Lupin Limited has introduced Rivaroxaban Tablets USP, 2.5 mg in the US market after receiving final approval for its Abbreviated New Drug Application (ANDA) from the US Food and Drug Administration (FDA).
A Bioequivalent Alternative to Xarelto
Lupin’s Rivaroxaban Tablets USP, 2.5 mg are bioequivalent to Xarelto Tablets, 2.5 mg, developed by Janssen Pharmaceuticals, Inc. The medication is approved for:
Reducing the risk of major cardiovascular events in patients with coronary artery disease (CAD).
Lowering the risk of major thrombotic vascular events in patients with peripheral artery disease (PAD), including those who have undergone recent lower extremity revascularization due to symptomatic PAD.

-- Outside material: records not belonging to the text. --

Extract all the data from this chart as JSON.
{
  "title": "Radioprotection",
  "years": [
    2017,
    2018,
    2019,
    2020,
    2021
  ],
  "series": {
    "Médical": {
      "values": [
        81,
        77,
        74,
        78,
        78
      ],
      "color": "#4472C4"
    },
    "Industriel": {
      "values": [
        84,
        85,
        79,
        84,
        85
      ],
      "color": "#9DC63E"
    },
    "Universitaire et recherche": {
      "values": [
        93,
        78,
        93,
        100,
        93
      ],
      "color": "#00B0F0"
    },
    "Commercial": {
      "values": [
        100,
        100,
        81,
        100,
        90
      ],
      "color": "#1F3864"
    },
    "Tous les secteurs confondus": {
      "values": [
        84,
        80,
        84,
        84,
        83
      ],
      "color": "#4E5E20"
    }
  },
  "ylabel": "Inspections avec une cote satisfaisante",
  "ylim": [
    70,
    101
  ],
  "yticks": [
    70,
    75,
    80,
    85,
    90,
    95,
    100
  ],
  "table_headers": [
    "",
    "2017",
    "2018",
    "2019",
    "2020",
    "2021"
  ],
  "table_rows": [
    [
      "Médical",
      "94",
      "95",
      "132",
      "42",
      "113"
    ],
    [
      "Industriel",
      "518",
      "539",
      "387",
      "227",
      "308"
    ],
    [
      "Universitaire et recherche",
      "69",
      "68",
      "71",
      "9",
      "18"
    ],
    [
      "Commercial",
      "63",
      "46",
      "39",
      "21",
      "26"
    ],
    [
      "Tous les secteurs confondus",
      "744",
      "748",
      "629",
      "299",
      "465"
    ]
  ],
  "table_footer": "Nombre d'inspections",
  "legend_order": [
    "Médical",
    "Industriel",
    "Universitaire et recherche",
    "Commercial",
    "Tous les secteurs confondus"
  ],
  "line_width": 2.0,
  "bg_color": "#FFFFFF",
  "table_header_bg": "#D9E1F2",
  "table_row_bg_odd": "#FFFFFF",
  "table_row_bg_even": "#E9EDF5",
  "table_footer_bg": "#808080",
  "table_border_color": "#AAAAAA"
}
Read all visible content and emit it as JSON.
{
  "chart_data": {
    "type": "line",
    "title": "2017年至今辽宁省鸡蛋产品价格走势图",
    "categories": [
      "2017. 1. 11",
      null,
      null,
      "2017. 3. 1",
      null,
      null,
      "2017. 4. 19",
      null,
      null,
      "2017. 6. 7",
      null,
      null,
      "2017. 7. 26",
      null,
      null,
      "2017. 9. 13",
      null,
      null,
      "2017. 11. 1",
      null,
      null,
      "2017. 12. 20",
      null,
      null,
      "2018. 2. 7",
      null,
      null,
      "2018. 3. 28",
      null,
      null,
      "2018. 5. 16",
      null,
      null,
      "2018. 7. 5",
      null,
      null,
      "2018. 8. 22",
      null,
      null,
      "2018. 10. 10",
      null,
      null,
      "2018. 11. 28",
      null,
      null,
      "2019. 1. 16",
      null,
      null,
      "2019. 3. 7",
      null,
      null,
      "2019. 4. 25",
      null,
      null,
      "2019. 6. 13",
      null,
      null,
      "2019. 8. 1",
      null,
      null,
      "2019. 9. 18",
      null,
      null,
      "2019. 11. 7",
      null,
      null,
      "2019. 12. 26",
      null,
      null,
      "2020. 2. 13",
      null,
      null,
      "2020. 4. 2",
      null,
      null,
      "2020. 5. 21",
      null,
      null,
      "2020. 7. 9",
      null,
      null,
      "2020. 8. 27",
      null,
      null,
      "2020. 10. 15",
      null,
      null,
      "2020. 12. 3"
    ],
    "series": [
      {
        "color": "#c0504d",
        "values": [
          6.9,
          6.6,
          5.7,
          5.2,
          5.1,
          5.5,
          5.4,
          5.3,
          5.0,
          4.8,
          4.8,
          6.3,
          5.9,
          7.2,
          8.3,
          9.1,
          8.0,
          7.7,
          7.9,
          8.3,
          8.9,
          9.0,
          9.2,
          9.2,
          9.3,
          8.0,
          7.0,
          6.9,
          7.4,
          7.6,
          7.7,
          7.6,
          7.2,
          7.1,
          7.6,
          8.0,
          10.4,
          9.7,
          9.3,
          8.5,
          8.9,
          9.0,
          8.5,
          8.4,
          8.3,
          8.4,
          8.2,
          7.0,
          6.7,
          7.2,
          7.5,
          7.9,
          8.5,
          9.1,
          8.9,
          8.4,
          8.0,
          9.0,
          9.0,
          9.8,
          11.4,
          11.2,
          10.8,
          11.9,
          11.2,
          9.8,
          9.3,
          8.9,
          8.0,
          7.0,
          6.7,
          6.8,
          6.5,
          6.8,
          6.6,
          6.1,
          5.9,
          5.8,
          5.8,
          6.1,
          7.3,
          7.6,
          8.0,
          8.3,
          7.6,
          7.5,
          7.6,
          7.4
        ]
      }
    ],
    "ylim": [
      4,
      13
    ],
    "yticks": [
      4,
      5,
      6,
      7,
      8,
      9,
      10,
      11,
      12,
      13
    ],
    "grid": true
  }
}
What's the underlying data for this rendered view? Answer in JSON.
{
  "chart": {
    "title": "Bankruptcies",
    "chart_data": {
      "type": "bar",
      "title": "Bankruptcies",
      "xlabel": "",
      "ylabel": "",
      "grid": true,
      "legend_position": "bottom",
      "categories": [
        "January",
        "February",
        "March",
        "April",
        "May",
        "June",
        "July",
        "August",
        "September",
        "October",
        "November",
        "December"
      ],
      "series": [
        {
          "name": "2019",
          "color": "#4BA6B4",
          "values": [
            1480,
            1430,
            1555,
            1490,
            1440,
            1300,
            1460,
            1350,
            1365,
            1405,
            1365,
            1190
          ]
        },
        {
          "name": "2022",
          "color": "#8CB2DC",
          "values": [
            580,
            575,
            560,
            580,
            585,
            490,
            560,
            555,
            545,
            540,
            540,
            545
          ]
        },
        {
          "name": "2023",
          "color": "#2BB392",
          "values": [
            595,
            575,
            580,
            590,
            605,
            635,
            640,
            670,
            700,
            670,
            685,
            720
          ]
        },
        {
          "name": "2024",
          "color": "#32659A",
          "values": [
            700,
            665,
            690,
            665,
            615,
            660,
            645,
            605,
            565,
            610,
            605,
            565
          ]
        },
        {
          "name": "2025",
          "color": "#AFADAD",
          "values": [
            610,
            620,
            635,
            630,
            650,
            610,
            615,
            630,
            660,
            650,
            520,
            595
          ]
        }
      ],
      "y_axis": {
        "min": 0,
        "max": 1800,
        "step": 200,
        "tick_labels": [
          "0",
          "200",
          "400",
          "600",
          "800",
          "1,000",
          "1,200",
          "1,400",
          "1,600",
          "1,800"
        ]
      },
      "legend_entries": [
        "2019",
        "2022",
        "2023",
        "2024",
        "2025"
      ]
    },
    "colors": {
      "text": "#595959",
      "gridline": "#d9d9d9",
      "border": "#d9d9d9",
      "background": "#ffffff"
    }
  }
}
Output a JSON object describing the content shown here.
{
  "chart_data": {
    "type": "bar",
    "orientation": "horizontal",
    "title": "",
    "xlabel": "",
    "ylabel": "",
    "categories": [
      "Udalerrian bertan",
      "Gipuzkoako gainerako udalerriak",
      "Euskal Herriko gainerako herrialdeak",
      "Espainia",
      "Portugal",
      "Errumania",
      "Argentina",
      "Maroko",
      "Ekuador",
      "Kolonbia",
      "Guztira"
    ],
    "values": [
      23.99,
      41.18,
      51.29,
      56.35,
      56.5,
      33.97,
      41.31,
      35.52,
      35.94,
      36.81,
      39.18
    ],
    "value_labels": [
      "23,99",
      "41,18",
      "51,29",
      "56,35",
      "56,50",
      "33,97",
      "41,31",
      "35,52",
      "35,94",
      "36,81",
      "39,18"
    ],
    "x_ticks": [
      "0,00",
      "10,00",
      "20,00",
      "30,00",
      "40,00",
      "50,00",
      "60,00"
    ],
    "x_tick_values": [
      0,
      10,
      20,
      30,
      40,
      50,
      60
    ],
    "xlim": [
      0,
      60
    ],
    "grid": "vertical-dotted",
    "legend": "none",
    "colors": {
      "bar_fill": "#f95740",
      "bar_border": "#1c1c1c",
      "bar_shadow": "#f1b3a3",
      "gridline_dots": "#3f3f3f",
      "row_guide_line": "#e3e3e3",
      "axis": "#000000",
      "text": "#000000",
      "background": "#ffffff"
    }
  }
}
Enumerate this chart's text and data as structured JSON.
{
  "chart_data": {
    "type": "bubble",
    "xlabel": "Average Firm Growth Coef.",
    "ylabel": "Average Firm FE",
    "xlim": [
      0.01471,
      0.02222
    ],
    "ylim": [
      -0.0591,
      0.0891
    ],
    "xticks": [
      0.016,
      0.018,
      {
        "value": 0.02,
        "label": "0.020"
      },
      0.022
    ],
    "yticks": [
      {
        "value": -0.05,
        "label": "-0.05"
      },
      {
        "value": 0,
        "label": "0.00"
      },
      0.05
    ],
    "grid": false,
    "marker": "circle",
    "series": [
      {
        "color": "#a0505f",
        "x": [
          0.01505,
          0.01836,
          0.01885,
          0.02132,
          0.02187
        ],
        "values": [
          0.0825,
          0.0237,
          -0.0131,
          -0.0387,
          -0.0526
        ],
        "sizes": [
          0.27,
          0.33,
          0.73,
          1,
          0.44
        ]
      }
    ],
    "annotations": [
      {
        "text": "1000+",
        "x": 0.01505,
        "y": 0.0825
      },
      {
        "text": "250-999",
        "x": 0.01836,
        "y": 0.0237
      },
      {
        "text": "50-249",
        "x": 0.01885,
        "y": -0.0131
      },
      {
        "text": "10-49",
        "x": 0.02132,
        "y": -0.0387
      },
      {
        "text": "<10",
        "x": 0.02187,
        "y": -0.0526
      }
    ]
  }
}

Market Potential and Sales Estimates
According to IQVIA MAT (January 2025), Rivaroxaban Tablets USP, 2.5 mg (Reference Listed Drug: Xarelto) recorded estimated annual sales of $446 million in the US.
Lupin’s Global Presence
Headquartered in Mumbai, India, Lupin Limited is a global pharmaceutical leader with a presence in over 100 markets worldwide. The company specializes in:
*Branded and generic formulations
*Complex generics
*Biotechnology products
*Active pharmaceutical ingredients (APIs)
As reported by pharmabiz.com, with this latest launch, Lupin continues to expand its portfolio, strengthening its position in the global pharmaceutical market.